I want to find group of words without knowing them before although
with your function I need to provide them before anything
Try this:
mb_internal_encoding('UTF-8');
$joinedExcerpts = implode(".\n", $excerpts);
$sentences = preg_split('/[^\s|\pL]/umi', $joinedExcerpts, -1, PREG_SPLIT_NO_EMPTY);
$wordsSequencesCount = array();
foreach($sentences as $sentence) {
$words = array_map('mb_strtolower',
preg_split('/[^\pL+]/umi', $sentence, -1, PREG_SPLIT_NO_EMPTY));
foreach($words as $index => $word) {
$wordsSequence = '';
foreach(array_slice($words, $index) as $nextWord) {
$wordsSequence .= $wordsSequence ? (' ' . $nextWord) : $nextWord;
if( !isset($wordsSequencesCount[$wordsSequence]) ) {
$wordsSequencesCount[$wordsSequence] = 0;
}
++$wordsSequencesCount[$wordsSequence];
}
}
}
$ngramsCount = array_filter($wordsSequencesCount,
function($count) { return $count > 1; });
I'm assuming you only want repeated group of words.

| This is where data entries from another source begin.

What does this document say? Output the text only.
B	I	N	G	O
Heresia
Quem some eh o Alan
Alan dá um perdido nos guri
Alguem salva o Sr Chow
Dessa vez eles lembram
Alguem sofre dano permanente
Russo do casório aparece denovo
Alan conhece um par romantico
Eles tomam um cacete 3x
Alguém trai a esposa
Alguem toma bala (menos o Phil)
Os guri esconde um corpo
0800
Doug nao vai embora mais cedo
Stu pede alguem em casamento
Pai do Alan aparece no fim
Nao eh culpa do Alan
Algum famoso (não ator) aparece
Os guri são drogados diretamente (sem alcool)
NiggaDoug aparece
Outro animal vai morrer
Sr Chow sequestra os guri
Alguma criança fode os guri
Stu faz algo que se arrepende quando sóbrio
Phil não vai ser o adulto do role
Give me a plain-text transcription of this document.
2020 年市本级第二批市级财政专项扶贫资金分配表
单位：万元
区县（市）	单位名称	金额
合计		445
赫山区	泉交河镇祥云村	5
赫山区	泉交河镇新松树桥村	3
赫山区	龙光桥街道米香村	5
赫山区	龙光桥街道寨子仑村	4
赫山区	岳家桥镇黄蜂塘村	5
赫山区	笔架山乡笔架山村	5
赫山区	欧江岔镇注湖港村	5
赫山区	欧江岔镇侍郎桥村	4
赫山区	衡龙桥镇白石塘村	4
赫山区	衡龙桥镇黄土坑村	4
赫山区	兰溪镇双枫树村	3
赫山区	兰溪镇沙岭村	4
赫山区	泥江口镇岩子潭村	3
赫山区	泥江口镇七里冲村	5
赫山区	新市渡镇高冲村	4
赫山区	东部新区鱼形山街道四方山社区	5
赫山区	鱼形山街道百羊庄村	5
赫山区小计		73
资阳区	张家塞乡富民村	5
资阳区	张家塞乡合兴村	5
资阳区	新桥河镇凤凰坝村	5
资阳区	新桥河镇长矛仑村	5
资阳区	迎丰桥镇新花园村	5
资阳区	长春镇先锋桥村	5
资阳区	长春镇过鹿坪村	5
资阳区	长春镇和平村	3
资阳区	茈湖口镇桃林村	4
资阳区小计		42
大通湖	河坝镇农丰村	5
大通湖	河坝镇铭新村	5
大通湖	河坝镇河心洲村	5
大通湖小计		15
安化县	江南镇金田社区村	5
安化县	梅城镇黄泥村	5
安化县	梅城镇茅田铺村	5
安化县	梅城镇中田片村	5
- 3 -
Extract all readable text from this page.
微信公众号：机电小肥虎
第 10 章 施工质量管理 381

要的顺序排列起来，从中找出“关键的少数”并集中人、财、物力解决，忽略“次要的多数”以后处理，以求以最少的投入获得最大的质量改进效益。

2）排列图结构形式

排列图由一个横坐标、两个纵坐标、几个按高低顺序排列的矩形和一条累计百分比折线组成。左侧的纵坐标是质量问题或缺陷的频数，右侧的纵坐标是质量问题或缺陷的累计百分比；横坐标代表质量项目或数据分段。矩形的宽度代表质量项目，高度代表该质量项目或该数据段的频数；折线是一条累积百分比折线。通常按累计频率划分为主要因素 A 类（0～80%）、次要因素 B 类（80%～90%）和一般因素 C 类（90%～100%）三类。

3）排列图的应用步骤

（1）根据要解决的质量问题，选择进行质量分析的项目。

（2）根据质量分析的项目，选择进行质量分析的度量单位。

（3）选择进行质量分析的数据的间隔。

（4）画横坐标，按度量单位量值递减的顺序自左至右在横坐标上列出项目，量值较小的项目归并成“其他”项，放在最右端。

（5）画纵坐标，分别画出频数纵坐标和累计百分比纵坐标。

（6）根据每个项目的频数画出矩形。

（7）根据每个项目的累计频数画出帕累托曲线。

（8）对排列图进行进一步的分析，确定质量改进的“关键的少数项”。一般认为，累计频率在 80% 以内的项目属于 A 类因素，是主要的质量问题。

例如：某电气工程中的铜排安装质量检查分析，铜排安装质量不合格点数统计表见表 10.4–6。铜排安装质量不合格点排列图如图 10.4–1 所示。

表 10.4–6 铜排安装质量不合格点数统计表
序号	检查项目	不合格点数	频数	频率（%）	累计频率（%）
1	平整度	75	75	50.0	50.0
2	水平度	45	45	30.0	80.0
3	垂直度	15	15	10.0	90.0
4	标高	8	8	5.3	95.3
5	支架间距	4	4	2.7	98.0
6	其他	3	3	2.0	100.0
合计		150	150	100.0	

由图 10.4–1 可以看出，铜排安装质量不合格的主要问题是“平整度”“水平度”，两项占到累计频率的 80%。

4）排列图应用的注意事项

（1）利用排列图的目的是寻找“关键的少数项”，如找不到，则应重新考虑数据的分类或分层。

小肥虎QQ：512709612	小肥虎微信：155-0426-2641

The ouput of var_dump($ngramsCount);
is:
array (size=11)
'i' => int 3
'i love' => int 2
'love' => int 2
'cheap' => int 3
'cheap red' => int 3
'cheap red apples' => int 3
'red' => int 5
'red apples' => int 5
'apples' => int 6
'are' => int 2
'my' => int 2
The code could be optimized to, for instance, use less memory.